L'homme de velours
Lev Hamels
J'ai rencontré l'homme de velours dans un Paris de carte postale. La tour Eiffel pointait au dessus des toits et la Sein clapotait à mes pieds. La lumière était douce, et la brise légère. Tout, en cet instant, semblait parfait. Je déambulais dans la rue pavée, les yeux plongés dans le vague du ciel. Mes pensées vagabondaient au fil de mes pas. Et puis, le retour à la réalité. Le choc, au point d'en tomber. Je ferme les yeux, et serre mon livre sur ma poitrine. J'attends le choc du sol sur mes os. Je pense que c'est le contraste entre la violence que j'attendais et la douceur de l'étreinte qui se présente qui m'en fait apprécier la douceur. Un bras glisse dans mon dos et me soustrait à la gravité. Je sens à travers ma chemise fine les manches en velours de sa veste. J'ouvre lentement les yeux. Je vois d'abord le grain sombre sous son œil. Puis ses yeux en amande, et ses sourcils froncés, et ses lèvres entrouvertes. Sa mine inquiète. Puis sa voix, qui coïncide avec le reste, sa voix de velours.
" Vous allez bien, mademoiselle ?"
Comment lui dire, comment lui dire qu'il est celui que j'ai toujours attendu, celui qui changerait ma vie ? Mes yeux glissent vers sa main, sur sa poitrine. Un livre, les lettres de Keats, comme moi. Je souris.
"Plus de peur que de mal."
Nous nous sommes dévisagés. J'ai inspiré.
"L'amour est ma religion, et vous êtes ma seule doctrine, citai-je
- Quoiqu'il arrive, je veux que vous sachiez que mon plus grand bonheur est devous aimer, dit-ilen souriant"

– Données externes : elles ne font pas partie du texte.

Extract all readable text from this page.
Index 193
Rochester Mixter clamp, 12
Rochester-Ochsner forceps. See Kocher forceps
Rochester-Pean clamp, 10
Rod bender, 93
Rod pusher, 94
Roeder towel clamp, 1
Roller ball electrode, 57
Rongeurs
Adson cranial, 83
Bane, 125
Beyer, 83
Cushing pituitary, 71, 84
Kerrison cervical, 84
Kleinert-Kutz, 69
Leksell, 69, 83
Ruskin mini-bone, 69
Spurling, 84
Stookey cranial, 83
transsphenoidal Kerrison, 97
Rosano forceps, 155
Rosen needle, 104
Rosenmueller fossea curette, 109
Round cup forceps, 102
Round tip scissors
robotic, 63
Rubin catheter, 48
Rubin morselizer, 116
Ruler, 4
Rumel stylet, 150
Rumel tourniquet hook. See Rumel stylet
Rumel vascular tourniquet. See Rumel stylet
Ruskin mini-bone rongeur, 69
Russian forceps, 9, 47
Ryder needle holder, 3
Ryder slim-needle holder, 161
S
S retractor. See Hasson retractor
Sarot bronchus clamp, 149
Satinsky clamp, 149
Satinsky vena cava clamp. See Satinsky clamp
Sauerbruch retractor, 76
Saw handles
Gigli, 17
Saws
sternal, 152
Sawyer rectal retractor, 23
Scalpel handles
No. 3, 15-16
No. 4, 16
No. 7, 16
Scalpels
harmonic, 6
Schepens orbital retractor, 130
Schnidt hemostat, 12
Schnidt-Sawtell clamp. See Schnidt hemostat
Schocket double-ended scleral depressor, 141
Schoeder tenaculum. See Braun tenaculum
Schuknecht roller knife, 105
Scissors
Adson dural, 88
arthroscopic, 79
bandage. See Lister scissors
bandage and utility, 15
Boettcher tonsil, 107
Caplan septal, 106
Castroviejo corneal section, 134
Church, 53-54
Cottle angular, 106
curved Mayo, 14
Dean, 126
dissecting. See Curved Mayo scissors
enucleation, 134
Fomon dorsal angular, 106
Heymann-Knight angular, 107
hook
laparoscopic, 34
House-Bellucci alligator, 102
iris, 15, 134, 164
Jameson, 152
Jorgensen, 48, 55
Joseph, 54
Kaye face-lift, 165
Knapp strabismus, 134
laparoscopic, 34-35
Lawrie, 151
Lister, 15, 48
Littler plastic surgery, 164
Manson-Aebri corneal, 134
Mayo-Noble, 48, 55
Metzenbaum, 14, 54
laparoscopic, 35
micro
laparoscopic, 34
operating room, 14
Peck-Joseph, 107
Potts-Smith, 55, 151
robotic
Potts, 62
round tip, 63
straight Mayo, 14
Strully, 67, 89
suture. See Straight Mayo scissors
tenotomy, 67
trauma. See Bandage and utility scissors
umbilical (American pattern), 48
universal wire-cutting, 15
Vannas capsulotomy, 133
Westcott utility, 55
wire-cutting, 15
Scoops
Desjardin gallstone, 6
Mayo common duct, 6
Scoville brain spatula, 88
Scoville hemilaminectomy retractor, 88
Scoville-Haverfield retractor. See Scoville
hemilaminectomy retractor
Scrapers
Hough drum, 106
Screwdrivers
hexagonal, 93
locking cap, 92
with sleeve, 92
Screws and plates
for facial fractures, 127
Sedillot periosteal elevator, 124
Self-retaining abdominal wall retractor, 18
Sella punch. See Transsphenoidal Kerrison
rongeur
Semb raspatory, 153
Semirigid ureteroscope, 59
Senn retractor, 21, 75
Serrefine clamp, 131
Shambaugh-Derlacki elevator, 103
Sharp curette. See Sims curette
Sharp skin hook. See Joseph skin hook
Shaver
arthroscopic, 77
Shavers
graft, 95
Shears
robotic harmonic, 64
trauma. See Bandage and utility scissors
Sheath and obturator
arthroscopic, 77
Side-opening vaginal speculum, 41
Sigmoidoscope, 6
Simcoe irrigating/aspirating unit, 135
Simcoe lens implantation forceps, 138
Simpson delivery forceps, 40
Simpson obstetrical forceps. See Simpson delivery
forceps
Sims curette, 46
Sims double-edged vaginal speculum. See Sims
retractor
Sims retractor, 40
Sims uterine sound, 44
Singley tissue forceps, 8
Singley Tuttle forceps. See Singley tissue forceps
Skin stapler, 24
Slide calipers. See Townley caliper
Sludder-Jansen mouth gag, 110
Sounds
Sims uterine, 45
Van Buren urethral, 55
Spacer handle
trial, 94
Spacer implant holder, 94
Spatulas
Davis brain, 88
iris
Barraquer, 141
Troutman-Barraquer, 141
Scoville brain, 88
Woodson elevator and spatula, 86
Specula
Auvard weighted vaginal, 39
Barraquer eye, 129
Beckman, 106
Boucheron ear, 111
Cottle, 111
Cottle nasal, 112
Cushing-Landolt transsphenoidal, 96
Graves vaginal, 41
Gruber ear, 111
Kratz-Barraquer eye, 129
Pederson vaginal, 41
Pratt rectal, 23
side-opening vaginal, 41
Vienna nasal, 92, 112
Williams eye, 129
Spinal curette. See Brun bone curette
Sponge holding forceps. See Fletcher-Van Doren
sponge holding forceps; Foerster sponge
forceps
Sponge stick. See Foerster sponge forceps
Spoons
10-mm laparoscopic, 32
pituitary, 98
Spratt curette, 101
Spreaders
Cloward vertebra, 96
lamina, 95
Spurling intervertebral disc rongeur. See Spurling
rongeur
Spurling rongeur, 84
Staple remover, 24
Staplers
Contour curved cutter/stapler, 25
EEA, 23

Nous nous contemplâmes. Une seconde, une minute, qui sait ?
"Je m'appelle Léna.
- Jean. Jean Yallag"
Le silence tomba, et nos yeux se dirent tout ce que les mots ne permettent d'exprimer. Lentement, je m'approche de lui et passe le bout de mes doigts sur sa tempe. Il lève timidement la main pour passer son pouce sur mes lèvres. Je remonte ma main, et retire sa gavroche pour dévoiler une chevelure de nuit. Il glisse ses doigts dans mes cheveux, les emmèle dans mes mèches rousses, dans mon ruban blanc. Nos fronts se collent, nos nez se croisent, et nos lèvres s'étreignent tendrement. Ses baisers sont doux, passionnés. Ils ont la profondeur du velours. J'ai embrassé l'homme de velours dans un Paris de carte postale.